Author/Authors :
Ramin V. Parsey، نويسنده , , Justine M. Kent، نويسنده , , Maria A. Oquendo، نويسنده , , Misty C. Richards، نويسنده , , Mali Pratap، نويسنده , , Thomas B. Cooper، نويسنده , , Victoria Arango، نويسنده , , J. John Mann، نويسنده ,
Abstract :
Background
In vivo determination of serotonin transporter (5-HTT) occupancy by selective serotonin reuptake inhibitors (SSRI) using positron emission tomography (PET) can aid in determination of dosing. Previous studies used chronic SSRI administration that may down-regulate 5-HTT and used the cerebellum as reference region despite measurable 5-HTT. We examine the reference region and occupancy after acute sertraline dosing.
Methods
We conducted autoradiography of human postmortem cerebellum to determine an optimal reference region. We quantified 5-HTT binding using [11C]DASB and arterial input functions in 17 healthy volunteers. Baseline PET scans were followed by a scan 4–6 days after 25 mg to 100mg of daily sertraline. Several modeling methods and outcome measures were assessed.
Results
Cerebellar gray matter is the optimal reference region.
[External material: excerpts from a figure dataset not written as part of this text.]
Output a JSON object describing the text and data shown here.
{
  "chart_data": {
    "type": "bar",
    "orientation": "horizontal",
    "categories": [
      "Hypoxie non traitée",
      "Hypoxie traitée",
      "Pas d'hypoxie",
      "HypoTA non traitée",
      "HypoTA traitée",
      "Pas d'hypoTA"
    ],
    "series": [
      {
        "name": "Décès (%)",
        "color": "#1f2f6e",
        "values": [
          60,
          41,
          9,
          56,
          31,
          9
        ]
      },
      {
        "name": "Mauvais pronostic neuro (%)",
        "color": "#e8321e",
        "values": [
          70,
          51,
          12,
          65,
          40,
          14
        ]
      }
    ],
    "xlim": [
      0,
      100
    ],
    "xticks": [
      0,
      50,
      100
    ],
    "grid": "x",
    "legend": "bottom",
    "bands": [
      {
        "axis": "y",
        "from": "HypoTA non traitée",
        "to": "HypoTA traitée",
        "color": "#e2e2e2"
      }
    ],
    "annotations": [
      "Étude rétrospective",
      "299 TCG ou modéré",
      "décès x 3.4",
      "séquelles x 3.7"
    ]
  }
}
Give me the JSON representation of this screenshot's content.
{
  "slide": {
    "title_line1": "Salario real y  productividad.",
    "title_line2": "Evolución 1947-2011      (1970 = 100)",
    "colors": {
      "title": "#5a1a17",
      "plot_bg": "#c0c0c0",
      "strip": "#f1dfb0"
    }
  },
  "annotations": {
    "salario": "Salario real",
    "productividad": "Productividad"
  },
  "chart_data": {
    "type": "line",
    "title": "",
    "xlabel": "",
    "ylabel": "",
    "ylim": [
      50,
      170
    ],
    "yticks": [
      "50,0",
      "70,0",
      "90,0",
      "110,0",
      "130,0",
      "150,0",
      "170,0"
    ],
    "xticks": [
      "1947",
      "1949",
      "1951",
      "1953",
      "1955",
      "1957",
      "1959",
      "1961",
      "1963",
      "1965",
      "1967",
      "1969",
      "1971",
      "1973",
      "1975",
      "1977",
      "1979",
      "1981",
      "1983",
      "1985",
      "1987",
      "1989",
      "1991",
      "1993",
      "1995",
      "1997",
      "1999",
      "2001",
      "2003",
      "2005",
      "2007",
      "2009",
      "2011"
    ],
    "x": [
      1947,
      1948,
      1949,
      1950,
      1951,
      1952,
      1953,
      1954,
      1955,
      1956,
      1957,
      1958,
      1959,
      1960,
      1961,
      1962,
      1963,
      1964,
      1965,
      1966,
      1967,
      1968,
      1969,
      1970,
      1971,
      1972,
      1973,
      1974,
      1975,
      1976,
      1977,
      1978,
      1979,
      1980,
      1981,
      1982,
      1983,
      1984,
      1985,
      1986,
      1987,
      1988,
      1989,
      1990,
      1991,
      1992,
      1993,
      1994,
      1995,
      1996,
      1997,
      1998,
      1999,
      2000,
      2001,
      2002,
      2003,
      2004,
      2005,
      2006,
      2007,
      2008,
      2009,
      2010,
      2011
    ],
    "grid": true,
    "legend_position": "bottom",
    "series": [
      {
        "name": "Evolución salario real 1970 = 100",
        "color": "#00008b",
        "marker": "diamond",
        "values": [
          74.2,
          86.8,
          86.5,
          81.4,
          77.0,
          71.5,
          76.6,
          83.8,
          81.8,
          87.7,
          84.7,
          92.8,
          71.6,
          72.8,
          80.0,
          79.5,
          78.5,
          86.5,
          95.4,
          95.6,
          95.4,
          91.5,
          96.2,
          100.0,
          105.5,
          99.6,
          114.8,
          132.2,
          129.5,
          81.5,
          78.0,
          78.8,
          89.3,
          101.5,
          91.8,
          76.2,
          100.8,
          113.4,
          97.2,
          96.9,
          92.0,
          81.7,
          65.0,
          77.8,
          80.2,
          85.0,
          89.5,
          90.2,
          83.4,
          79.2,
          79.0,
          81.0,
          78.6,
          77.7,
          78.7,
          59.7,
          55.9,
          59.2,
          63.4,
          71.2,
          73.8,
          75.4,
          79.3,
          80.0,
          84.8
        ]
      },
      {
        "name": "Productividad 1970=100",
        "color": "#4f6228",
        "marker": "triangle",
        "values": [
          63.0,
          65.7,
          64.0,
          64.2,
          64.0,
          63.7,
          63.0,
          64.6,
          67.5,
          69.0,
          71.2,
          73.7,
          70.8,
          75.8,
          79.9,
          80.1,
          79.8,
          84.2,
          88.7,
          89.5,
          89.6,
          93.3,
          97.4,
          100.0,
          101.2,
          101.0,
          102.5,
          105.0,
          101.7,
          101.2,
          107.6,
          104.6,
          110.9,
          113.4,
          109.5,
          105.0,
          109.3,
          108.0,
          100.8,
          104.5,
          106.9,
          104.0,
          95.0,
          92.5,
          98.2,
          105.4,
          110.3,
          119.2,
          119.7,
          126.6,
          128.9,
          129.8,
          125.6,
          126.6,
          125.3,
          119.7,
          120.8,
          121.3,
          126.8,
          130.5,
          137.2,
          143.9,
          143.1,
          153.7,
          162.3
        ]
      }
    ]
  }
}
Occupation of 5-HTT sites saturates at low plasma sertraline levels (KD = 1.9 ng/ml) with maximal occupancies of 106.8 ± 8.3% across all brain regions. There is a weak correlation between oral sertraline and plasma sertraline. Occupancy measures vary based on the reference region and outcome measure used.
Conclusions
Occupancy studies and postmortem autoradiography can help define the optimal reference region. Reference tissue modeling using the optimal reference region returns the same occupancy measures as those determined using an arterial input function.